Sublease space, which has recently been a key catalyst for increasing vacancy and availability, decreased by 13% in 1Q 2025, dropping to under 7.0M SF for the first time since 2020. Currently, sublease availability accounts for approximately 18% of the total available space on the market – significantly lower than the 40%+ in 2020, but still higher than the longer-term pre-covid average of 14%-15%. The drop can be attributed to new leases occurring in the market, tenants taking back some of their space to accommodate employees returning to the office as well as expired sublease space being returned to the landlord as direct space for lease.
ECONOMIC REVIEW
Economic uncertainty remains across the Bay Area, with lukewarm job growth, increasing unemployment and elevated interest rates.
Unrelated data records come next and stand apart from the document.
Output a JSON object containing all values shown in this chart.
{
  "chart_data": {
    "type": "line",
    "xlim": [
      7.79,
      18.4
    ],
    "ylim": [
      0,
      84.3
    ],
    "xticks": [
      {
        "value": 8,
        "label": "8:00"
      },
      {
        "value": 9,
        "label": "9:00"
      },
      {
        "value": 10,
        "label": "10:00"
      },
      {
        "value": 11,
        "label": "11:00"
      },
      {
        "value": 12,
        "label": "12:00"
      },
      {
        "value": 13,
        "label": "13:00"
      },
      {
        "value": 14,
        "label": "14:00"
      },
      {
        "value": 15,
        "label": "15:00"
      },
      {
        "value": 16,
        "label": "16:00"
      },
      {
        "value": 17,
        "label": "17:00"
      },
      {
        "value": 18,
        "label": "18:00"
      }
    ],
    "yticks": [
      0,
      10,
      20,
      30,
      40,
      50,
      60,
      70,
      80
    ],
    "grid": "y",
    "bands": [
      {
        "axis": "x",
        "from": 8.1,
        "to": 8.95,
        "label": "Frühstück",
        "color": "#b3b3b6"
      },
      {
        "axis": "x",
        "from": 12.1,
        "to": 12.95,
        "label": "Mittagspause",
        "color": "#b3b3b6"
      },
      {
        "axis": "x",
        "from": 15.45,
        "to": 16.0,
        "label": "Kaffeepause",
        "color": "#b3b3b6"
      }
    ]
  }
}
The unemployment rate for San Francisco County was 3.9% in February, an increase compared to last quarter and an increase compared to last year. However, the labor force participation has declined versus the previous year, meaning total employment has fallen to a larger degree than unemployment figures suggest. Recent layoffs from the Technology-Information sector and the Professional-Business Services sector layoffs have driven the majority of job losses during the past year according to the California Employment Development Department.
NEAR-TERM OUTLOOK
Looking ahead, there are a few trends worth monitoring. First, more and more companies are beginning to implement return-to-work policies that are expected to revitalize most office markets across the country, including the Bay Area. While work from home and hybrid work policies will persist, there is expected to be a conscious shift to a more balanced workforce. Other trends to follow include sublease space levels, leasing momentum, future space planning and density levels, inflation rates, interest rates, impact of tariffs, and the potential occupancy impact from Federal downsizing.